“Renovation costs are very high, so it makes no sense to rent if you are seeking capital appreciation,” she explains via e-mail. “Remember that apartments here are sold bare, without flooring, ceilings, lighting fixtures or wall tiles. They all need to be installed, adding at least 20 percent to the cost [and] people expect to ... custom fit the unit.”
This means that even in successful towns like Spring Legend—where a unit costs an average of 16,000 RMB (about $2,500) per square meter, roughly a third the cost of a typical apartment in central Beijing—the streets and houses remain lifeless. The owners, says Bianca Bosker, author of Original Copies: Architectural Mimicry in Contemporary China , are “dreaming of what they’ll do with the riches they imagine they’ll get when they one day sell them.” The likely answer? Buy more property. However, “Given how many people have hatched the same ‘get rich quick’ real-estate idea, and how many of China’s gated communities stand empty, betting on real estate looks increasingly risky.”

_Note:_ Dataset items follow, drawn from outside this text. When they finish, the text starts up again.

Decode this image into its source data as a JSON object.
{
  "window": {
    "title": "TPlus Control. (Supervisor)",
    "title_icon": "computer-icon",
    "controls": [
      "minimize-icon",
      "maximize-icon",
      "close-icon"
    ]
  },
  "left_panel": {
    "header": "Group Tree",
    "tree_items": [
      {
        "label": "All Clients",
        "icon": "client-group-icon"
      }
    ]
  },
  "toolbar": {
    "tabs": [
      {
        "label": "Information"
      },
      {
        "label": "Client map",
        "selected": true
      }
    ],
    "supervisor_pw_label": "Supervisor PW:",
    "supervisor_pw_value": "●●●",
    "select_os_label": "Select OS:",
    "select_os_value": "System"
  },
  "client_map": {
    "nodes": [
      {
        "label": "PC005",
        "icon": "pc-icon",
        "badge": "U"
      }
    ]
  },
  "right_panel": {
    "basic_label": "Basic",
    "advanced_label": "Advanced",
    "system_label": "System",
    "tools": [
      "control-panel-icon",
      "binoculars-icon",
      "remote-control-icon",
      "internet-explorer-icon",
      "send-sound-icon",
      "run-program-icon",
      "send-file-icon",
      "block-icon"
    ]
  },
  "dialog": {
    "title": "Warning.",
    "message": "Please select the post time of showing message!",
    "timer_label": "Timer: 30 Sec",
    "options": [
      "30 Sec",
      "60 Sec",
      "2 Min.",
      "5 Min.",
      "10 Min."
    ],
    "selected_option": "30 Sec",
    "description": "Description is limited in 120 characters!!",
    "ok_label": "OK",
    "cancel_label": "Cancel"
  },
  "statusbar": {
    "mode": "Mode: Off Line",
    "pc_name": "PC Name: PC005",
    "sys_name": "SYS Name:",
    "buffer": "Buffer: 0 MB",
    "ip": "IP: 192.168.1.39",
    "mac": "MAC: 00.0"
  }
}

Spring Legend is hardly the only city of its kind. There's also Thames Town, outside Shanghai, which is a $300 million British-style residential complex developed by since-incarcerated Shanghai Communist Party boss Chen Liangyu. And north of Beijing in Hebei Province is Jackson Hole, a wind-swept Wild West replica featuring neighborhoods called Moose Creek, Route 66, and Aspen Land. When developers previewed Jackson Hole in 2003, buyer interest was intense. The homes “sold out in record time,” says Oregon-based designer Allison Smith, who helped create the settlement. Early investors who purchased an “American villa” for around a quarter-million dollars in 2006 have seen their dreams “triple in value,” she estimates.